My wife also told me, that she wants me to be caged. She also had a rather expensive cage built for me, so that it is suitable for long term (permanent) wear. She always says that it was expensive and that she didn't spend the money in vain.

At the moment, however, I'm not locked, because she sent the cage to the manufacturer for an upgrade. Yesterday evening she said, that she can't wait for it to be finished and back here, so that she can finally lock it back on me. Then everything will be back to normal, as it should be. What should I answer to that?
 
Yes .. only out for supervised cleaning every 3 days

AKA no.

Don't let men dress "often releaased" as "24/7 locked".

It's bullshit, plain and simple.

Yeah, I was in penis prison for 20 years, except for being allowed release every three days for a cheeky wank and spurt, and also I fathered 16 children and masturbated like a wild animal 17 times weekly on average, but I was locked the whole time man, trust me bro, truw story yanowutami?
 
AKA no.

Don't let men dress "often releaased" as "24/7 locked".

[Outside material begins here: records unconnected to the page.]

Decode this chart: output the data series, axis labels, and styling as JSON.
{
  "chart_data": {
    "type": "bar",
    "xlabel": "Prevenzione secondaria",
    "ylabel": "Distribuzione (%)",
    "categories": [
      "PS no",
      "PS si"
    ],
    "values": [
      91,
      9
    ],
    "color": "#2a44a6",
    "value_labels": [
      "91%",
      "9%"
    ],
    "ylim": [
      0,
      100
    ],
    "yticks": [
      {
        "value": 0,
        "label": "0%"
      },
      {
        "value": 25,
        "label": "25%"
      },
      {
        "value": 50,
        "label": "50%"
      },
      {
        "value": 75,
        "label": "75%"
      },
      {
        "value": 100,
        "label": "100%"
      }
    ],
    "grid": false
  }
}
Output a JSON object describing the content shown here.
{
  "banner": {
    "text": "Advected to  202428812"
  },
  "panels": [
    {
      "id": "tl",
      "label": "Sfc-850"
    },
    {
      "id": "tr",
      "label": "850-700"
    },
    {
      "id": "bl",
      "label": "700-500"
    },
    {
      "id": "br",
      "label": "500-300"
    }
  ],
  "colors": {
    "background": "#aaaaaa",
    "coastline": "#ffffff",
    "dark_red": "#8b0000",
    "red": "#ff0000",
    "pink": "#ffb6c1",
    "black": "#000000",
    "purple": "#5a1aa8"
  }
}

It's bullshit, plain and simple.

Yeah, I was in penis prison for 20 years, except for being allowed release every three days for a cheeky wank and spurt, and also I fathered 16 children and masturbated like a wild animal 17 times weekly on average, but I was locked the whole time man, trust me bro, truw story yanowutami?
Yeah the permanently locked, 24/7 except for thing always gets me. If there's an except, or, if after permanent it's not.